The May 12th train derailment near Philadelphia, which killed eight people and hospitalized 200, was the deadliest Amtrak accident in recent history. The train barreled around a dangerous bend at 106 mph, more than double the 50 mph speed limit for the curve.
Whether this was due to operator error or mechanical issues is not yet known. But experts say the derailment might have been averted by a safety system called positive train control, which can automatically reduce the speed of a train that is going too fast. The system must be installed on both the train and the route. The Amtrak train had it, but on that stretch of track in that direction it was not yet operational.
Why not? The stretch was known to be dangerous. Nearly 80 passengers died near the spot in an earlier derailment in 1943. Absence of positive train control was also cited as a factor in the fatal 2013 crash of a Metro-North train in the Bronx.

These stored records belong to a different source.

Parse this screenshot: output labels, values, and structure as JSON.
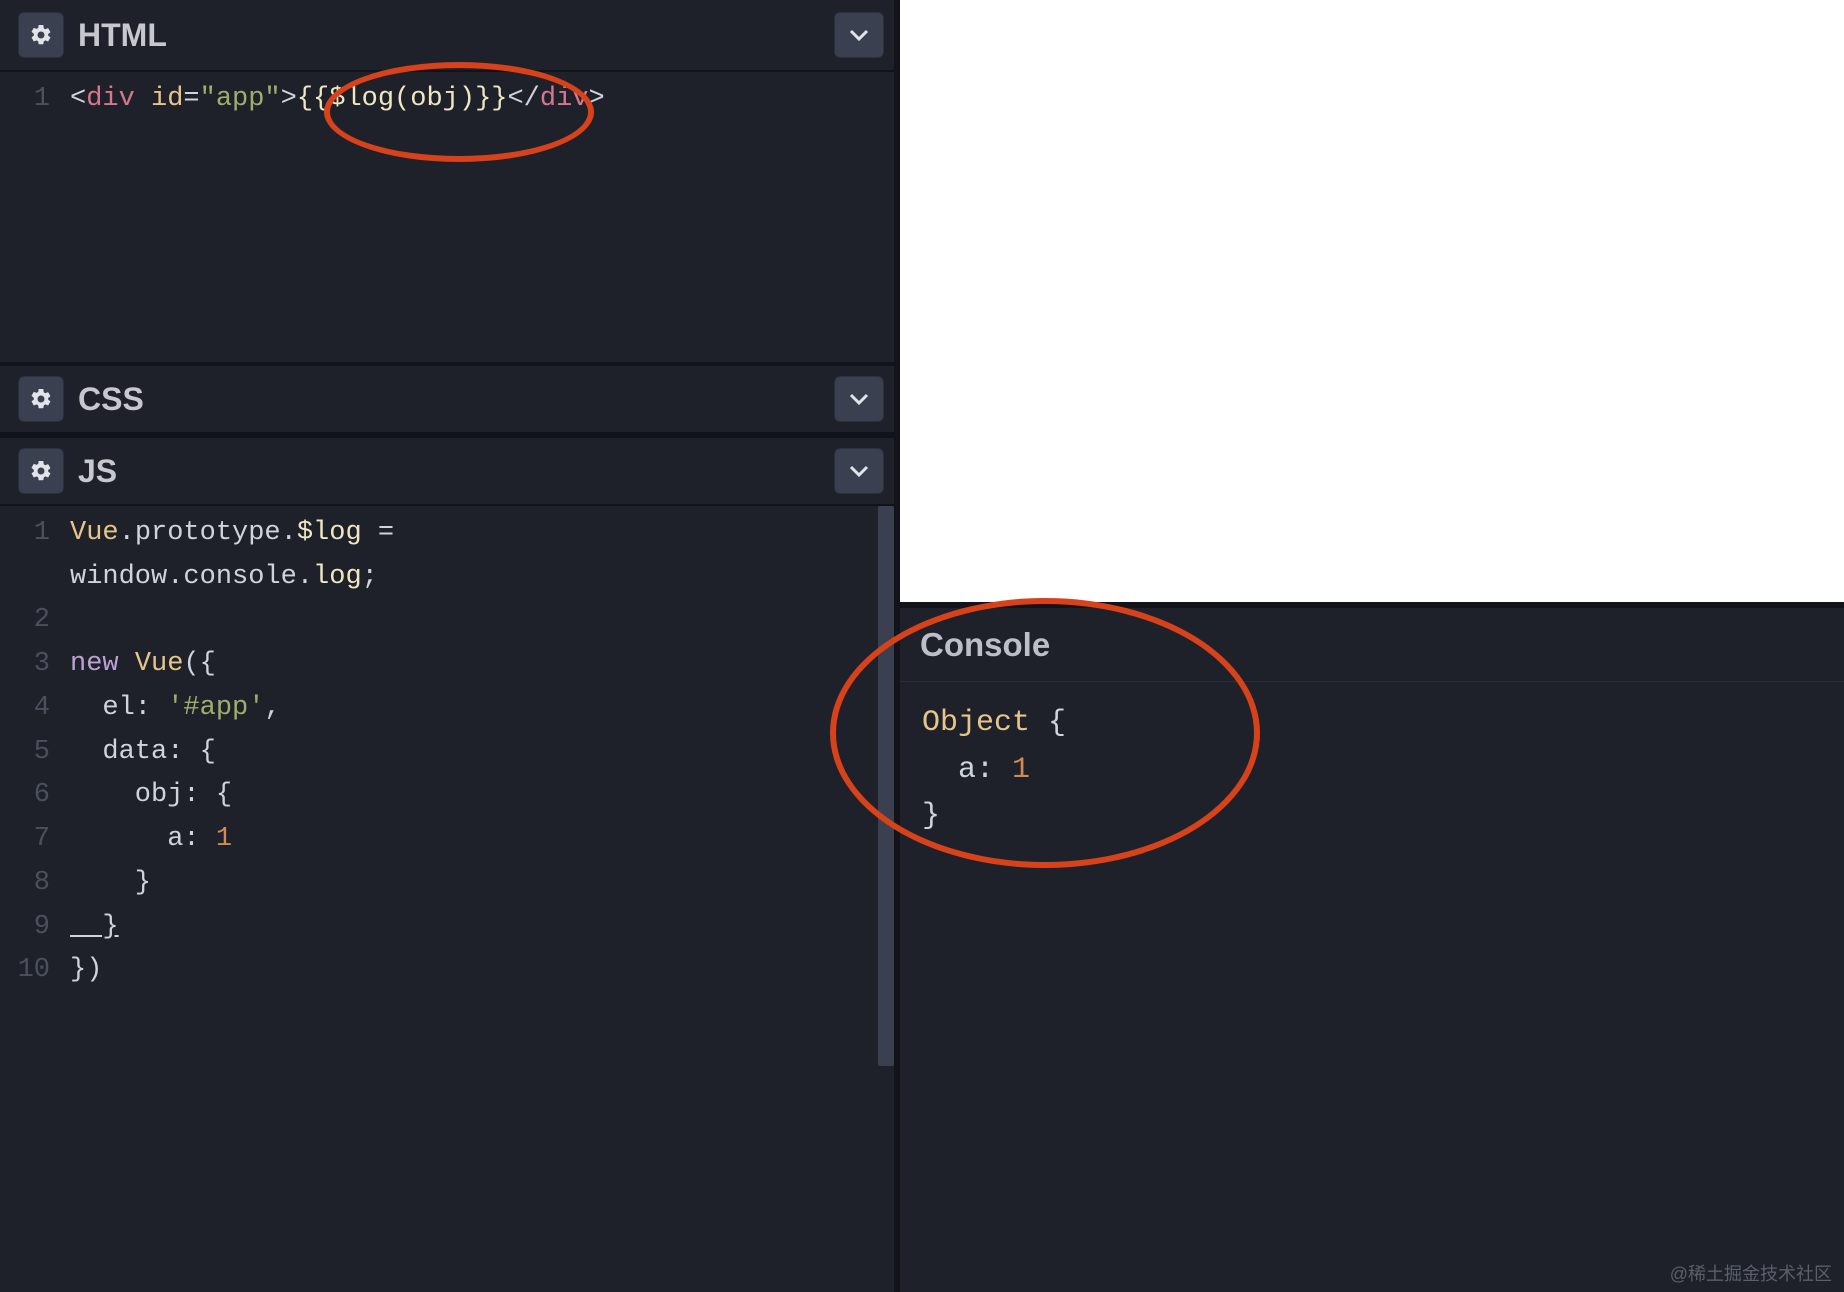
{
  "panels": {
    "html": {
      "title": "HTML"
    },
    "css": {
      "title": "CSS"
    },
    "js": {
      "title": "JS"
    }
  },
  "html_code": {
    "line1_open_punc": "<",
    "line1_tag": "div",
    "line1_attr": " id",
    "line1_eq": "=",
    "line1_str": "\"app\"",
    "line1_close": ">",
    "line1_expr": "{{$log(obj)}}",
    "line1_end_open": "</",
    "line1_end_tag": "div",
    "line1_end_close": ">"
  },
  "js_code": {
    "l1_a": "Vue",
    "l1_b": ".",
    "l1_c": "prototype",
    "l1_d": ".",
    "l1_e": "$log",
    "l1_f": " = ",
    "l1b_a": "window",
    "l1b_b": ".",
    "l1b_c": "console",
    "l1b_d": ".",
    "l1b_e": "log",
    "l1b_f": ";",
    "l3_kw": "new",
    "l3_sp": " ",
    "l3_class": "Vue",
    "l3_open": "({",
    "l4": "  el: ",
    "l4_str": "'#app'",
    "l4_comma": ",",
    "l5": "  data: {",
    "l6": "    obj: {",
    "l7": "      a: ",
    "l7_num": "1",
    "l8": "    }",
    "l9": "  }",
    "l10": "})"
  },
  "gutter": {
    "n1": "1",
    "n2": "2",
    "n3": "3",
    "n4": "4",
    "n5": "5",
    "n6": "6",
    "n7": "7",
    "n8": "8",
    "n9": "9",
    "n10": "10"
  },
  "console": {
    "title": "Console",
    "out_obj": "Object",
    "out_sp": " ",
    "out_open": "{",
    "out_line2a": "  a",
    "out_line2b": ": ",
    "out_line2c": "1",
    "out_close": "}"
  },
  "watermark": "@稀土掘金技术社区"
}
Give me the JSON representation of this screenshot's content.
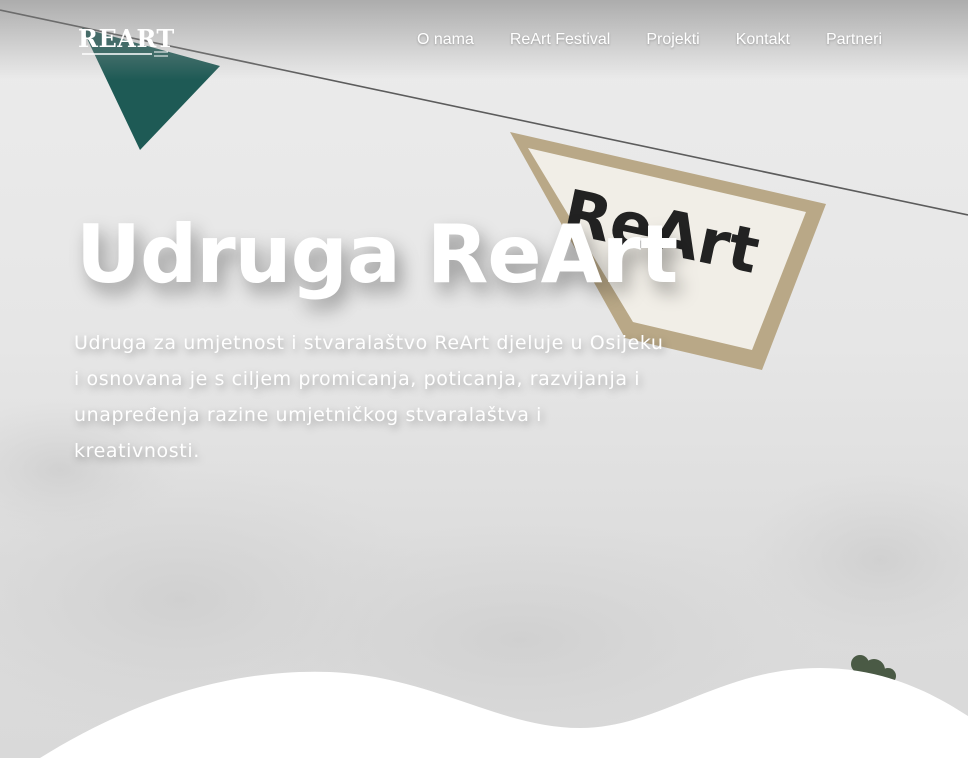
{
  "header": {
    "logo_text": "REART",
    "nav": [
      {
        "label": "O nama"
      },
      {
        "label": "ReArt Festival"
      },
      {
        "label": "Projekti"
      },
      {
        "label": "Kontakt"
      },
      {
        "label": "Partneri"
      }
    ]
  },
  "hero": {
    "title": "Udruga ReArt",
    "description": "Udruga za umjetnost i stvaralaštvo ReArt djeluje u Osijeku i osnovana je s ciljem promicanja, poticanja, razvijanja i unapređenja razine umjetničkog stvaralaštva i kreativnosti.",
    "banner_text": "ReArt"
  },
  "colors": {
    "flag_green": "#1e5a55",
    "banner_fabric": "#f1eee7",
    "banner_border": "#b9a887",
    "text": "#ffffff"
  },
  "icons": {
    "logo": "reart-logo-icon"
  }
}
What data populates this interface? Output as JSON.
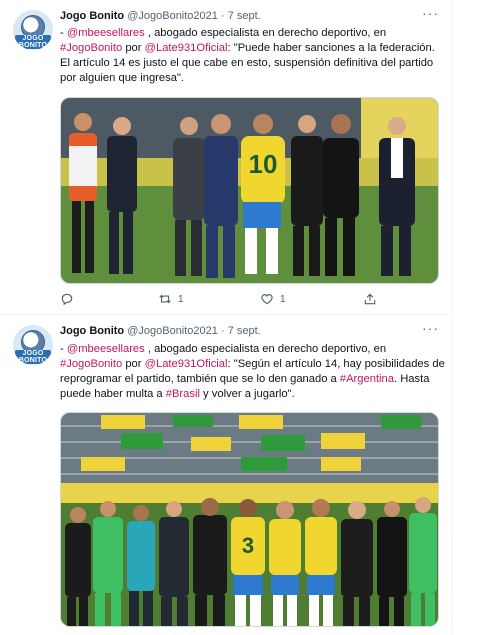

The chief problem, as with infrastructure generally, is a woeful lack of funds. Railroads are under a congressional mandate to install the positive train control system on passenger routes and major freight lines by the end of the year, but they are seeking an extension because of the cost and complexity of the work.
In an article titled “Why You Can’t Talk About the Amtrak Derailment Without Talking About Our Infrastructure Crisis,” Aviva Shen observes that the Northeast Corridor is the busiest and most profitable rail route in the US. The line, which runs from Boston through New York City, Philadelphia, and Baltimore to Washington D.C. , is dealing with more riders now than ever. But Amtrak has been starved of the funds required to keep up with this increased demand. It faces a backlog of repairs on bridges and tunnels that date back to the beginning of the 20th century, obsolete rail interlockings, and trains that rely on 1930s-era components. Repairs for the Northeast Corridor are expected to require $4.3 billion in fiscal years 2015-2019, while federal funding is expected to dwindle to $872 million.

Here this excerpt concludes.